The pace at which the concentration of CO2 in the atmosphere has jumped three-fold in five decades.
Annual growth in global mean carbon dioxide averaged across the last decade has tripled since the 1960s.
In 2022, there were on average 417 parts per million (ppm) of the planet-warming gas in the air, up 2.2 ppm from the year before, according to the annual State of the Climate report led by scientists from the US National Oceanic and Atmospheric Administration.
This is 50 percent more than pre-industrial levels and “the highest in the modern atmospheric record and in paleoclimate records dating back as far as 800,000 years”.

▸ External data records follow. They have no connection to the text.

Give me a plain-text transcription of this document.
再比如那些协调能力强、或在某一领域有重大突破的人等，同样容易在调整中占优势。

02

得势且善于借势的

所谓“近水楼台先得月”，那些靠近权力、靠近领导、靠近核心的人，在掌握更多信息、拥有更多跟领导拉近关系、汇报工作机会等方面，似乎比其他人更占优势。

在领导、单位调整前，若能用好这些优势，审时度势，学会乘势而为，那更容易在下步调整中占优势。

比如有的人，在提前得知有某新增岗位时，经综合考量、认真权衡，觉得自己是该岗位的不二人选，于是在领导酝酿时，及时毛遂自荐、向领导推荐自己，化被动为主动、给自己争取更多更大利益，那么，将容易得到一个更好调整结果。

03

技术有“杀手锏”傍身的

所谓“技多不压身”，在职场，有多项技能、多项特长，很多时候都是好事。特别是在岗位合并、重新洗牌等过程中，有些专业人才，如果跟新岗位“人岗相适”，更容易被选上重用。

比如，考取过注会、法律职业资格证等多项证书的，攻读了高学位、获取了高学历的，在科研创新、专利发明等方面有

The last eight years—2015 through 2022—are the eight warmest on record, and 2023 is on track to be warmer than any of them.
The increase in global drought area that began in mid-2019 continued into 2022.
August 2022 saw a new high for the percentage of global land area—20 percent—experiencing moderate or worse drought conditions.
More frequent and intense heat waves last year also contributed to the second-greatest loss of mass for mountain glaciers across the globe since satellite tracking began in the 1970s.
Glaciers in the Swiss Alps lost a record six percent of their volume.
Across the two-thirds of the planet covered by seas, nearly 60 percent of ocean surface waters experienced at least one marine heat wave.
Oceans have trapped and stored more than 90 percent of the excess heat generated by global warming, keeping Earth’s land surface liveable for most of its inhabitants.